Current:Home > StocksSavannah picks emancipated Black woman to replace name of slavery advocate on historic square -ProfitLogic
Savannah picks emancipated Black woman to replace name of slavery advocate on historic square
Fastexy View
Date:2025-04-10 23:40:25
SAVANNAH, Ga. (AP) — Georgia’s oldest city, steeped in history predating the American Revolution, made a historic break with its slavery-era past Thursday as Savannah’s city council voted to rename a downtown square in honor of a Black woman who taught formerly enslaved people to read and write.
Susie King Taylor is the first person of color whose name will adorn one of Savannah’s 23 squares. It’s the first time in 140 years that Savannah has approved a name change for one of the picturesque, park-like squares that are treasured features of the original plan for the city founded in 1733.
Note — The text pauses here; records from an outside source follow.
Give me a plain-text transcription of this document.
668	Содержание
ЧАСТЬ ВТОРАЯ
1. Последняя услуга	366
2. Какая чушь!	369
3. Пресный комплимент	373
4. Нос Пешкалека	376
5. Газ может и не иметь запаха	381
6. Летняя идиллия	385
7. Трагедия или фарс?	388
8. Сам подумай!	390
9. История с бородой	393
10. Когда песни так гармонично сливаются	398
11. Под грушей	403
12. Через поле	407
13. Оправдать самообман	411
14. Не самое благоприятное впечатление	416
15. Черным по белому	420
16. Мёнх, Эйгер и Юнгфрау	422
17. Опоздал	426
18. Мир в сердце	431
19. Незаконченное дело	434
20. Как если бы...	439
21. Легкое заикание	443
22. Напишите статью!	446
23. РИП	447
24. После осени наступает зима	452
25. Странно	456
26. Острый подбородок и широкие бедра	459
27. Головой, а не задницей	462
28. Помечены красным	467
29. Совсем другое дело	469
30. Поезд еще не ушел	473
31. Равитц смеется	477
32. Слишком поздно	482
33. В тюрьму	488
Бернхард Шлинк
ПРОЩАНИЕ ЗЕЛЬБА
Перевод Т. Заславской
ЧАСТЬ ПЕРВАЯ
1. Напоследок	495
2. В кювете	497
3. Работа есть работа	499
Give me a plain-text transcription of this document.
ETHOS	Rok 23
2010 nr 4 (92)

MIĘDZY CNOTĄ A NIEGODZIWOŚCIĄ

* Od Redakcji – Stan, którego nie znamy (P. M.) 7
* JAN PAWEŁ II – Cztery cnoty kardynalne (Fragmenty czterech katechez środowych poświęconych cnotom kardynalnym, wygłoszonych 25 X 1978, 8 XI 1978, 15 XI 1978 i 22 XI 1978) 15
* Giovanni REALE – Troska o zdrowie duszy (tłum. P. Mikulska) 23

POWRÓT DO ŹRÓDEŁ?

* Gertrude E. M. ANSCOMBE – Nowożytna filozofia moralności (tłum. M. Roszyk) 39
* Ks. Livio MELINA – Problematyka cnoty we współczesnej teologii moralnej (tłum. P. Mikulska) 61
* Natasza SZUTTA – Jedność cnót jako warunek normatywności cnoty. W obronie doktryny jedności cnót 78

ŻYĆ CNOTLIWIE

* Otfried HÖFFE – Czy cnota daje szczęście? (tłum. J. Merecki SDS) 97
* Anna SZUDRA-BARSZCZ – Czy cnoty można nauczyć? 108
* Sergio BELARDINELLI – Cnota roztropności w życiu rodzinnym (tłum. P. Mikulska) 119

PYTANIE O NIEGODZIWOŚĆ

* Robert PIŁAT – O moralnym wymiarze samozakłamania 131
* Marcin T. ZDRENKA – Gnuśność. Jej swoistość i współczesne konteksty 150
“It’s one thing to make history. It’s something else to make sense. And in this case, we’re making both,” Savannah Mayor Van Johnson said. He noted that five Black women sit on the nine-member city council, something people of Taylor’s era “never would have fathomed.”
Public spaces and monuments in the Southern city have long been dedicated almost exclusively to Georgia’s colonial founders, former governors, fallen war heroes and other prominent white men.
“It’s time for a woman-named square,” said Patt Gunn, a Savannah tour guide who led a group of activists that pushed for three years to have the square renamed for Taylor.
The oak-shaded square that will bear Taylor’s name near the southern edge of Savannah’s downtown historic district had spent 170 years named for John C. Calhoun, a former U.S. vice president from South Carolina who was a vocal supporter of slavery in the decades preceding the Civil War.
The Savannah City Council voted last November to get rid of the name Calhoun Square following a campaign by Gunn’s coalition, which argued he was unworthy of the honor in a city where 54% of the population is Black.
City officials stripped any signs with Calhoun’s name from the square immediately following that first vote. The space sat nameless for nine months as City Hall collected recommendations for a new name.
Some in Savannah strongly opposed the change. Resident David Tootle said Calhoun’s support for slavery was dead wrong but shouldn’t disqualify him, as a historical figure who served as vice president under two administrations.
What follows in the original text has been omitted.